Murphy closed in until he could touch the side of the bed. “You were there. He was there. You boys wasn’t playing tiddly-winks.” Murphy paused. “Or maybe you was.” He let his shoulders relax. “I never figured you for a daisy, Moe.”
So the stiff wasn’t Kitty Winslow. Moe let free the breath he didn’t know he was holding. “I never stepped foot inside that house.”
“Oh, no? Well, he was playing footsies with someone. If it wasn’t you, then who was it?”
“How should I know? I don’t even know the gink’s name.”
“You was playing Private Dick, Moe, you always are. We find a man naked and spent and the smell of sex still dripping in the air, we figure he wasn’t alone at the climax. What was on that broken camera of yours anyway?”
“Vacation pictures.”
“Don’t be a wise-ass, Gafferson. You’re in up to your neck in this one. You better come clean.”
Moe glanced down at the bandages covering him from armpit-to-armpit. “I thought I was the victim.”
“That’s what happens to guys who stick their nose where it don’t belong.”
“All choked up, aren’t you Murphy?”
Murphy shrugged. “I ain’t got time for handing out handkerchiefs.”
Moe rubbed his hands over his face. He’d had enough chit-chatting with Murphy, and he wasn’t above milking a predicament when he needed to. “My mind’s a little jingle-brained, Murphy. Facing a coffin will do that.”
“Your mind’s as clear as rain water, Gafferson. You better spill what you know.”
“I think the nurse is coming, Murphy.
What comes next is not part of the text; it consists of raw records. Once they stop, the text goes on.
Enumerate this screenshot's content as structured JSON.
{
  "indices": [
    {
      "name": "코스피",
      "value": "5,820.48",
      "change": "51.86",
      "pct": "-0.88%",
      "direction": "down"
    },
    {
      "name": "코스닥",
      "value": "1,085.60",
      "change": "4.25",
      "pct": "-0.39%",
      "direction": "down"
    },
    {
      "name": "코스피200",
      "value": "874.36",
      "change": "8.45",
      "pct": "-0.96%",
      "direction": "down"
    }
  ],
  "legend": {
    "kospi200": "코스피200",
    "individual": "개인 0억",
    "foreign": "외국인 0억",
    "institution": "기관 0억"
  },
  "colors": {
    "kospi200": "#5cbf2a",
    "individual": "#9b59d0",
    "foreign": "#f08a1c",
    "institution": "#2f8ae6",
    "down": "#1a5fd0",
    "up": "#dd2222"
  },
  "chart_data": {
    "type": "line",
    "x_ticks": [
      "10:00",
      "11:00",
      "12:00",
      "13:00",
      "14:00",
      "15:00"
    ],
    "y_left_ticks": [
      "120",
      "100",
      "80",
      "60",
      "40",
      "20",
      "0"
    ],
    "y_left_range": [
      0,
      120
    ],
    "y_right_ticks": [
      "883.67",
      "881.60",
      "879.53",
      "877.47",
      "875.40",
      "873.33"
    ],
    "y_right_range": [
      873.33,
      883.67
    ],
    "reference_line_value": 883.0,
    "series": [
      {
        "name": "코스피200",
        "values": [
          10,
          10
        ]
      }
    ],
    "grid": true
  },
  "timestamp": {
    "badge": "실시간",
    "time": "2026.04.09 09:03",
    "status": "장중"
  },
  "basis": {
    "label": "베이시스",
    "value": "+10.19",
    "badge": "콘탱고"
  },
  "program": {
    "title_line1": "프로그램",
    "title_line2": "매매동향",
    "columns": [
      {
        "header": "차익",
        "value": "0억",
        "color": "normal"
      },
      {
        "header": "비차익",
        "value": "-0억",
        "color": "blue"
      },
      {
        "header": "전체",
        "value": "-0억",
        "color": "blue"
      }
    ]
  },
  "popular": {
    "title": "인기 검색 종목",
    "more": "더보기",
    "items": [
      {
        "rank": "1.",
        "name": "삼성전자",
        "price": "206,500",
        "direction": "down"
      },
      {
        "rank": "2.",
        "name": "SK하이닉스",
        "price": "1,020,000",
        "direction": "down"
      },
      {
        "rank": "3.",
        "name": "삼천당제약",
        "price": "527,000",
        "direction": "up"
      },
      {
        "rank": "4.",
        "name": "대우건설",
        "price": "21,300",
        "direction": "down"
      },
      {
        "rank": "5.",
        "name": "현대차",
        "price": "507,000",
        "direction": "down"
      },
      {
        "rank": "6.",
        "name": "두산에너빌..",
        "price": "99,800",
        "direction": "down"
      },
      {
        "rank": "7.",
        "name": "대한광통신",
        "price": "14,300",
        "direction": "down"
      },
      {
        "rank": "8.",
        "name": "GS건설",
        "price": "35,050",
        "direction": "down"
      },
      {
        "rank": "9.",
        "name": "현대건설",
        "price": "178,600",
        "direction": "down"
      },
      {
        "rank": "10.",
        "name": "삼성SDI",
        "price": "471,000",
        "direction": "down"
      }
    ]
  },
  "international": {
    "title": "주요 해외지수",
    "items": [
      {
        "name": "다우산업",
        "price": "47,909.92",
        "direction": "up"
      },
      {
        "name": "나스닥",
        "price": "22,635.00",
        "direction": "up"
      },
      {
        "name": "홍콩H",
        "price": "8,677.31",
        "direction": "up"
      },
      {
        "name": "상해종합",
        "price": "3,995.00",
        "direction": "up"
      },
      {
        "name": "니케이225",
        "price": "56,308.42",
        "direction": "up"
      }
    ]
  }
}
You want to stick around to show off your manners, or maybe change my bandages?”
Murphy glimpsed over his shoulder. “Nah, I got better things to do than squeezing gimps like you. But something you oughta remember, Moe.” He put his hat on and walked toward the door, whistling. “Killers don’t like leaving jobs undone.”
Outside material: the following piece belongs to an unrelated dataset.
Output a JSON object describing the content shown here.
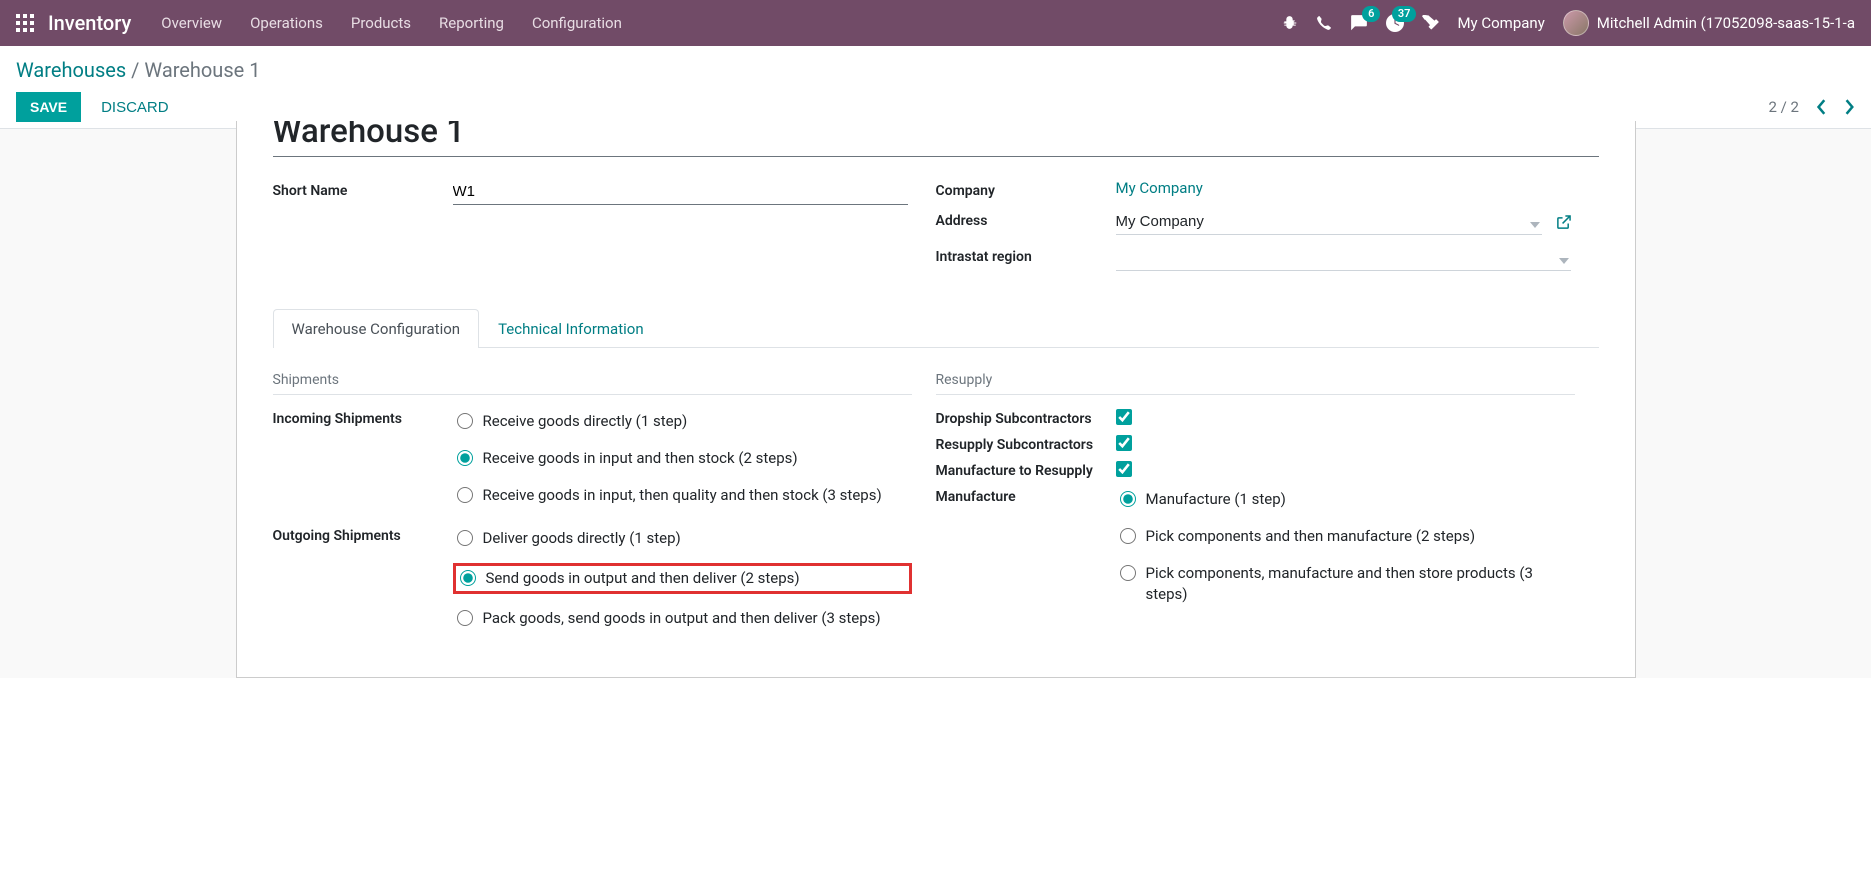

Murphy continued whistling all the way down the hall. A perfect rendition of Taps.
“Have a nice day, Murphy,” Moe yelled after him. A sharp pain in his gut told him he wasn’t ready to do much yelling, not yet.
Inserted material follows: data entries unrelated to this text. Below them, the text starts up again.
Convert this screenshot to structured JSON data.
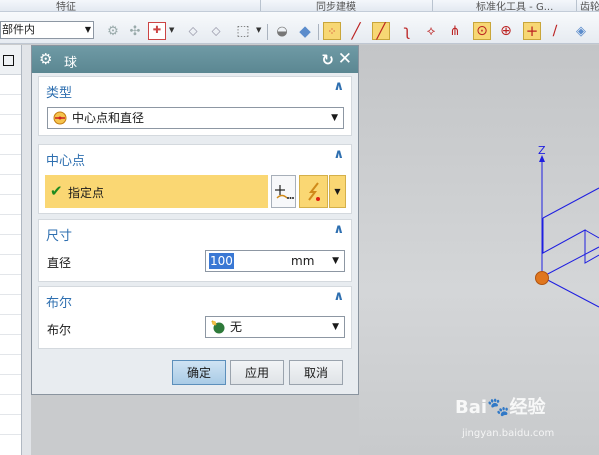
{
  "ribbon": {
    "groups": [
      "特征",
      "同步建模",
      "标准化工具 - G...",
      "齿轮"
    ]
  },
  "toolbar": {
    "scope_value": "部件内",
    "icons": [
      "select-feature-icon",
      "point-icon",
      "snap-icon",
      "box-select-icon",
      "solid-icon",
      "cube-icon",
      "grid-points-icon",
      "line-icon",
      "arc-icon",
      "spline-icon",
      "vertex-icon",
      "intersect-icon",
      "circle-center-icon",
      "circle-point-icon",
      "crosshair-icon",
      "pen-icon",
      "view-icon"
    ]
  },
  "dialog": {
    "title": "球",
    "type_section": {
      "label": "类型",
      "value": "中心点和直径"
    },
    "center_section": {
      "label": "中心点",
      "specify_label": "指定点"
    },
    "size_section": {
      "label": "尺寸",
      "diameter_label": "直径",
      "diameter_value": "100",
      "unit": "mm"
    },
    "boolean_section": {
      "label": "布尔",
      "boolean_label": "布尔",
      "value": "无"
    },
    "buttons": {
      "ok": "确定",
      "apply": "应用",
      "cancel": "取消"
    }
  },
  "viewport": {
    "axis_label": "Z",
    "colors": {
      "axis": "#1f1fe0",
      "origin": "#e0761e",
      "active": "#fad773",
      "accent": "#2e6fb0"
    }
  },
  "watermark": {
    "brand_a": "Bai",
    "brand_b": "经验",
    "url": "jingyan.baidu.com"
  }
}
Moe closed his eyes. His body wanted to snooze, but his brain was working overtime. If Mr. Smooth was the one bumped, that muddied up the water. In Moe’s experience, goons with knives didn’t work alone. Moe had figured his attacker was a pal of Mr. Smooth’s. So if Smooth wasn’t the goon’s dance partner, who was? Moe could only drum up two possibilities.
Dutch Winslow didn’t fit right—murder wasn’t in his line-up. Dutch might have wanted Mr. Smooth out of the picture, but slicing up Moe in the process made no sense.
That left Kitty. But why would she want to off her lover?
Minutes later, the drugs in his body won the tug-of-war, and like it or not, Moe was snoozing.